The treatment takes about 90 minutes starting with careful preparation of the poisonous and expensive substance. Botox is produced from the same bacteria that causes botulism poisoning. It's also a powerful neurotoxin (inhibits neuron communication across synapses). Essentially it blocks messages from brain to muscle, paralyzing the muscle to allow temporary relaxation.
My physical medicine doctor, "Dr. M," sticks electrodes to my skin around the targeted muscle. These sensors feed back to a computer that provides an audio representation of the erroneous signals being sent by the damaged area of my brain. Dr. M. inserts a needle into the belly of the muscle then wiggles it around until he finds the spot of highest interference – represented by a loud crackling static. Then he injects the Botox.
Yes, it hurts. My mom sat with me through one of my sessions and was distressed by my stifled cries. But about a week later the treated muscles relax enough to allow me to exercise and build the opposing weak muscles. In this way, Botox doesn't offer just temporary relief. It provides a respite during which my other treatments, such as exercise and electrical stimulation, can do their jobs more effectively to bring about long-term recovery.
Tuesday, January 17, 2012
When in Rome
Tuesday, January 10, 2012
The Laws of Contraction
A daddy-longlegs died in my kitchen last night. This morning it was belly up on the counter, its lithe legs curled inward.
My own limbs have curled inward since the stroke. I've often pondered this reaction of my body. Why, when my brain became damaged, did my muscles contract? I think about the fetal position – how it's common to assume this position when under attack. Perhaps contraction is nature's response to threat or injury.
I roll this hypothesis around in my mind. What about emotional hurts? Quite often my response to emotional injury has been to withdraw – to pull away from people. Contraction.
My stroke threatened to contract me emotionally as well as physically. I felt ashamed of whatever weakness caused me to have a stroke so young. I sometimes resisted letting people who knew me before see me after. I feared their judgment and pity. I sometimes avoided get-togethers and said "no" to new experiences that might have made me uncomfortable.
I have to fight these feelings and act against them as diligently as I exercise to rehabilitate my limbs. Facing each new person, each new experience, requires a summoning of courage. But I believe this stretching … of muscles, of boundaries, of limitations … helps me recover.

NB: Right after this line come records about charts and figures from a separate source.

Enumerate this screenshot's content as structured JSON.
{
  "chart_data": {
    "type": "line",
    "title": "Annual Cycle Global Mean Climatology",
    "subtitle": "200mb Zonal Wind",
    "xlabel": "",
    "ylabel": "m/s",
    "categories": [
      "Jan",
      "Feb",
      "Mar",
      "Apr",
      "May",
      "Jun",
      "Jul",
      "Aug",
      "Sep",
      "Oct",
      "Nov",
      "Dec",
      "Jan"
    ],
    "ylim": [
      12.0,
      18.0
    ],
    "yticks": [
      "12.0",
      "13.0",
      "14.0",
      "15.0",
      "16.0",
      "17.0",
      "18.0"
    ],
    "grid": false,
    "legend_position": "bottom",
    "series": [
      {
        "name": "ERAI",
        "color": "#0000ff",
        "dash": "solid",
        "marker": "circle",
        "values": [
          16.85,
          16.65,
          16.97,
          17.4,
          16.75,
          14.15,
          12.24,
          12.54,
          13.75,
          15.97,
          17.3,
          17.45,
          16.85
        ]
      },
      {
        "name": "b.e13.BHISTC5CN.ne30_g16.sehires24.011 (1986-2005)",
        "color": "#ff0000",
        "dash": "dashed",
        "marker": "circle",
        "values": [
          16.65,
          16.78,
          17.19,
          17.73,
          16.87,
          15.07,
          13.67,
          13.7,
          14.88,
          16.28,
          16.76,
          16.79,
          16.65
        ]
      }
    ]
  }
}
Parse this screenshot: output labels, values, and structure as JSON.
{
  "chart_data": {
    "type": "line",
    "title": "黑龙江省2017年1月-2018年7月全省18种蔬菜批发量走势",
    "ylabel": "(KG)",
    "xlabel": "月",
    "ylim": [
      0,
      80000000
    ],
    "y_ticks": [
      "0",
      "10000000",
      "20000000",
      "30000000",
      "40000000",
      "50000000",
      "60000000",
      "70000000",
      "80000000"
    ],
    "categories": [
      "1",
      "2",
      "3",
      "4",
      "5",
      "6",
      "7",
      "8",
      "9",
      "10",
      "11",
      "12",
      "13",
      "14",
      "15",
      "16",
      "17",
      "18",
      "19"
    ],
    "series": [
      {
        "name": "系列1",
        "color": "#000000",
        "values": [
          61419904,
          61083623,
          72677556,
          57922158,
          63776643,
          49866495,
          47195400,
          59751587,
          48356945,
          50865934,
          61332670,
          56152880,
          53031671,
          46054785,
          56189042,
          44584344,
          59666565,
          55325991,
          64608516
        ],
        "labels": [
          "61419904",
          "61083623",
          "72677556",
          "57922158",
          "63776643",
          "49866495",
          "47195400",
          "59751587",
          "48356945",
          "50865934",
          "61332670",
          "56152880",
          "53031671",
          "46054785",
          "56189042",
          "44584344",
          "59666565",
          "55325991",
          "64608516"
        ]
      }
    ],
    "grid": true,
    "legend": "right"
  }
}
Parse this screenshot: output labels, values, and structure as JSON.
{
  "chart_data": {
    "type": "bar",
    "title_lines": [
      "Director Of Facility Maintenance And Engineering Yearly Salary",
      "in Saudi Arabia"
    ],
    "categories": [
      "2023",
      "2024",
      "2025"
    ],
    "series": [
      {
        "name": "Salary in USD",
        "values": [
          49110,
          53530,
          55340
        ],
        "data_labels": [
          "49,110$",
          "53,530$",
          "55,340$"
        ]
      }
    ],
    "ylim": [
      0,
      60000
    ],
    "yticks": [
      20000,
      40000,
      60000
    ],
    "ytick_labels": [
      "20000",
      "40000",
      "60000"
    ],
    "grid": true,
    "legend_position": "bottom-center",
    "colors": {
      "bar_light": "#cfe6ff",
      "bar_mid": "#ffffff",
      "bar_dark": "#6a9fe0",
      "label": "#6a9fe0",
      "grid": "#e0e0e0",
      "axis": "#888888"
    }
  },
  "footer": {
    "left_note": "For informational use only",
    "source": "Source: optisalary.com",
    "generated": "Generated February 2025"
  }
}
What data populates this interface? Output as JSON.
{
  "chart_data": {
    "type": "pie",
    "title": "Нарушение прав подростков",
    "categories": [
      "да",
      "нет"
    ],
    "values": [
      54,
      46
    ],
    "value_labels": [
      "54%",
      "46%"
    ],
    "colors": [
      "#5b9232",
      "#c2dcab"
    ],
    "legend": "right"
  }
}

If contraction is part of death then perhaps expansion is necessary for healing.
Wednesday, January 4, 2012
My Peeps
About 20-30 percent of the 795,000 Americans who have strokes annually live with a long-term disability. Yet, outside medical facilities, I have encountered only two of them. Shortly after my release from rehab, I was in the passenger seat of my Dad's car waiting at a red light and watching a pedestrian limp-skipping across the street to catch a bus. His curled arm was on the same side as his lame foot.
"Look! He had a stroke!" I was fascinated as I watched the man pinch change from a coin purse with his bird-claw fingers. The sighting gave me heart. Here was someone like me getting on in the world.
Since then every time I see someone with a limp, my eyes dart to their same-side arm. No, not a stroke.
Then just before Christmas in the Home Depot parking lot, I spotted a woman coming toward me. Limp. Curled arm. Stroke. I tried to catch her eye to give her a smile, but she looked right past me. I was disappointed. I yearned to connect with her … to see the recognition in her eyes of our common burden as if that, somehow, would lighten our loads.
We survivors need some sort of handshake – like a fist bump or a high five – a way of acknowledging the deep understanding that comes from our shared experience. But with bum hands on random sides, a handshake could prove difficult.
Maybe we could salute with our good hand … being careful not to whack anyone if we're carrying a cane.
Maybe we should just stick with eye contact and a smile.